Auch die Sprecherin der Wertheimer Hausärzte, Dr. Christina Gläser, forderte Mitte der Woche im Gespräch mit der Redaktion, dass eine Notfallversorgung an dem Standort in jedem Fall weiter bestehen müsse. Sie und ihre Kollegen spüren schon jetzt deutlich in ihrer täglichen Arbeit, dass die Klinik seit Anfang Juni keine Patienten mehr behandelt. "Wir merken das richtig, weil es schwer ist, Patienten in einem Krankenhaus unterzubringen", berichtet sie. Die Rettungswagen bräuchten viel länger, bis sie vor Ort seien. "Ich habe schon erlebt, dass wir bis zu eineinhalb Stunden vertröstet wurden", so die Ärztin.
Kreuzwertheimer Bürgermeister bietet Unterstützung an
Für Klaus Thoma, Bürgermeister der Nachbargemeinde Kreuzwertheim, ist der Erhalt einer Notfallversorgung ebenfalls das wichtigste Ziel. "Der Verlust des Wertheimer Krankenhauses ist frustrierend und ein großer Verlust für den ganzen Raum", so Thoma. Ein Krankenhaus dürfe nicht nur nach wirtschaftlichen Kriterien geführt werden – bei der Feuerwehr mache man das ja auch nicht.
Er sieht eine ganze Reihe von Management-Fehlern in der Krankenhauspolitik: 2021 sei das Marktheidenfelder Krankenhaus mit Verweis auf die Wertheimer Klinik geschlossen worden. Jetzt werde Wertheim geschlossen, mit Verweis auf die Häuser in Lohr oder Würzburg. Der ländliche Raum werde durch solche Entscheidungen immer stärker benachteiligt, findet er.
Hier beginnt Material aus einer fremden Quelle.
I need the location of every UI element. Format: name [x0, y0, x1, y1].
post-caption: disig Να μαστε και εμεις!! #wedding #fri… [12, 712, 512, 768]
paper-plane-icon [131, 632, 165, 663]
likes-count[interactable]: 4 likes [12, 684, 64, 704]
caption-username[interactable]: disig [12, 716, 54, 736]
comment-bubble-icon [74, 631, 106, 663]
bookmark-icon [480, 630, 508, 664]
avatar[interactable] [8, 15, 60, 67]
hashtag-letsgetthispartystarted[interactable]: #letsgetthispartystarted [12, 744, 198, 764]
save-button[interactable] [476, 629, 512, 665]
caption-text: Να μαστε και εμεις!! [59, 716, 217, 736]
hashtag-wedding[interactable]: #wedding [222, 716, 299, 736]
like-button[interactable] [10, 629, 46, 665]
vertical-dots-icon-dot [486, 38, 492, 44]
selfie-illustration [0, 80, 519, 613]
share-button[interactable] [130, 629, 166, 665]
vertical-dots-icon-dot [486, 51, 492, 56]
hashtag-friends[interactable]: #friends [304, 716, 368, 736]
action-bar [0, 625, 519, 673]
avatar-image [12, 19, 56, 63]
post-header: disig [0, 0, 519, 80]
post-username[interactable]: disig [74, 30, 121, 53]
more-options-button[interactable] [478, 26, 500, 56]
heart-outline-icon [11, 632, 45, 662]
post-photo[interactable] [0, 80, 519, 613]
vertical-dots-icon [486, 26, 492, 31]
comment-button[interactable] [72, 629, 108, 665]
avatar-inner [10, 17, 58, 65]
Auch wenn Kreuzwertheim Teil des Landkreises Main-Spessart ist, hatte der Gemeinderat im Frühjahr beschlossen, die Stadt Wertheim bei einer Übernahme des Krankenhauses finanziell zu unterstützen. "Auch jetzt steht meine Tür offen", sagt Thoma und bietet Unterstützung bei der Ausgestaltung eines Gesundheitszentrums mit Notfallversorgung an. Denn für die Menschen in Kreuzwertheim gehe es im Alltag nicht darum, ob sie in Bayern oder Baden-Württemberg wohnen, ob rechts oder links des Mains. Diese Grenze gebe es – leider – nur in der Politik, so Thoma.